At Conexon, we only serve rural America, and we serve some of the poorest parts of the country.
- One-third of our customers subscribe to 2 Gbps symmetrical internet access.
- Rural Americans, even low-income households, choose the highest speeds available.
The bottom line: The question is affordability, not free.
- Free distorts the marketplace. Free in one place inflates prices somewhere else.
- When I was at the FCC, I once proposed – and still believe that – the low-income programs should not lead to free service. A monthly fee, as little as $5-10, is important to remove the distortions.
The Biden folks who had been good on broadband policy are now promoting service they don’t consider broadband – because it’s free to poor folk.
3. Cheap service doesn’t build quality networks in rural areas.
I have written previously about the need for quality networks in persistent poverty counties and the role that the ACP could play. The Biden team is now pushing in the opposite direction.
Let’s revisit the case of East Carroll Parish, once dubbed by the New York Times as the poorest place in the country.
- According to the Census, there are 1,688 households in East Carroll, approximately 200 road miles, and the median household income is $22,346.
- Nearly every household in East Carroll qualifies for the ACP.
We plan to build a fiber network to every household in East Carroll.
By the numbers:
- Even a very efficient build of $35,000 per mile would be a $7 million construction project for mainline fiber.

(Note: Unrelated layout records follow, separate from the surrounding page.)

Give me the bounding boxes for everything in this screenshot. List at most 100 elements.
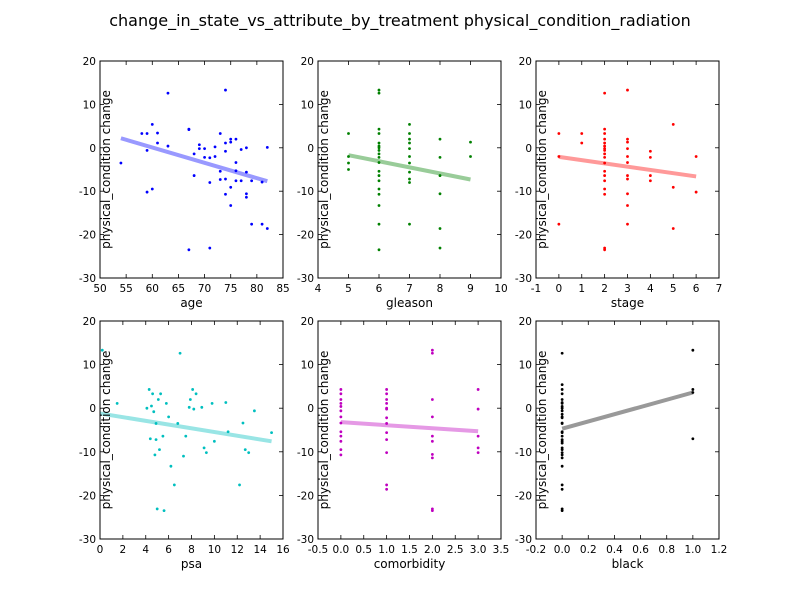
data-point (115, 402, 119, 405)
data-point (671, 122, 675, 126)
data-point (603, 132, 607, 135)
x-tick-label: 5 (345, 283, 352, 295)
data-point (560, 416, 564, 420)
data-point (385, 451, 389, 455)
subplot-grid: 50 55 60 65 70 75 80 85-30-20-1001020agephysica… (79, 56, 728, 571)
data-point (385, 407, 389, 411)
data-point (560, 351, 564, 355)
data-point (438, 137, 442, 141)
data-point (626, 88, 629, 92)
y-tick-label: -30 (297, 273, 314, 285)
y-axis-label: physical_condition change (535, 90, 549, 249)
y-tick-label: 20 (519, 56, 532, 68)
data-point (208, 181, 212, 184)
data-point (166, 144, 170, 148)
data-point (408, 122, 411, 126)
y-axis-label: physical_condition change (99, 351, 113, 510)
data-point (408, 170, 411, 174)
x-tick-label: 3.0 (470, 544, 487, 556)
data-point (430, 398, 434, 401)
data-point (603, 174, 607, 177)
data-point (476, 451, 480, 455)
data-point (560, 388, 564, 391)
x-tick-label: 1 (578, 283, 585, 295)
y-tick-label: -10 (79, 186, 96, 198)
data-point (159, 392, 163, 396)
data-point (377, 91, 381, 95)
data-point (339, 392, 343, 396)
trend-line (340, 420, 479, 434)
data-point (191, 388, 195, 391)
data-point (430, 415, 434, 419)
x-tick-label: 10 (494, 283, 507, 295)
data-point (224, 141, 227, 145)
x-tick-label: 1.0 (378, 544, 395, 556)
axes-frame (535, 320, 720, 540)
data-point (438, 227, 442, 230)
data-point (580, 141, 584, 145)
data-point (339, 439, 343, 443)
data-point (229, 137, 233, 141)
data-point (377, 192, 381, 196)
y-tick-label: 0 (89, 143, 96, 155)
data-point (147, 388, 151, 391)
x-tick-label: 3.5 (493, 544, 510, 556)
data-point (438, 155, 442, 159)
data-point (560, 422, 564, 425)
data-point (245, 170, 248, 174)
data-point (408, 141, 411, 145)
data-point (339, 398, 343, 401)
data-point (408, 177, 411, 181)
x-tick-label: 1.2 (711, 544, 728, 556)
data-point (140, 132, 144, 135)
data-point (603, 192, 607, 196)
data-point (145, 132, 149, 135)
data-point (250, 222, 254, 226)
x-tick-label: 75 (224, 283, 237, 295)
data-point (377, 161, 381, 164)
y-tick-label: 10 (83, 99, 96, 111)
data-point (476, 434, 480, 438)
data-point (430, 453, 434, 456)
data-point (218, 132, 222, 135)
data-point (377, 132, 381, 135)
x-tick-label: 5 (670, 283, 677, 295)
data-point (241, 421, 245, 425)
y-axis-label: physical_condition change (535, 351, 549, 510)
data-point (385, 431, 389, 435)
x-tick-label: 14 (253, 544, 267, 556)
subplot-psa: 0 2 4 6 8 10 12 14 16 -30 -20 -10 0 10 20 psa physical_c… (79, 316, 290, 571)
data-point (385, 388, 389, 391)
y-tick-label: 0 (525, 143, 532, 155)
y-axis-label: physical_condition change (317, 90, 331, 249)
data-point (224, 192, 227, 196)
x-tick-label: 1.0 (685, 544, 702, 556)
data-point (178, 351, 182, 355)
data-point (603, 127, 607, 131)
data-point (408, 147, 411, 151)
x-tick-label: 6 (165, 544, 172, 556)
data-point (119, 161, 123, 165)
data-point (691, 391, 695, 394)
data-point (430, 439, 434, 443)
data-point (377, 146, 381, 150)
y-tick-label: -20 (297, 230, 314, 242)
data-point (603, 91, 607, 95)
data-point (385, 483, 389, 487)
data-point (158, 448, 161, 452)
data-point (226, 430, 230, 434)
data-point (438, 192, 442, 196)
data-point (603, 152, 607, 156)
data-point (270, 431, 273, 435)
data-point (385, 402, 389, 405)
x-tick-label: 80 (250, 283, 263, 295)
x-tick-label: 4 (142, 544, 149, 556)
y-tick-label: 20 (83, 316, 96, 328)
data-point (210, 402, 214, 405)
data-point (213, 145, 217, 149)
data-point (339, 421, 343, 425)
data-point (476, 407, 480, 411)
x-axis-label: black (612, 557, 644, 571)
x-tick-label: 0.8 (658, 544, 675, 556)
data-point (203, 155, 206, 159)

- Add electronics, connectivity equipment, service drops, installation costs for, say, 1,200 customers, or about $2.5 million. Add the cost of capital.
- In other words, a service provider would need to generate well over $10 million in revenue net of operating expenses before it recovers its capital expenditure.
Go deeper:
An equity investor or lending institution wouldn’t greenlight such a project without $80,000 or $90,000 in monthly EBITDA. $30 in revenue per month per household is not enough to build a fiber network in East Carroll Parish.
The big picture:
$30 in revenue per month per household is not enough to build a fiber network anywhere in rural America.
It's not close. It’s nowhere near close. A service provider needs to be showing average revenue per customer closer to $75 per month.
What does the average co-op member pay for electricity? Not $30 per month. The ACP is a critical program to make service affordable, not free.
The bottom line:
Lower quality, free service undermines the business case for high-quality networks in poorer, rural areas.
Final Thoughts
Nearly all the persistent poverty counties in the country are served by electric co-ops.
When policymakers point to electric co-ops as the model for rural broadband, they seem to miss the economics.
- Electricity isn’t free and electric networks aren’t supportable with $30 per month per household.
The bottom line:
In a similar context, Michael Gerson once wrote of “the soft bigotry of low expectations.”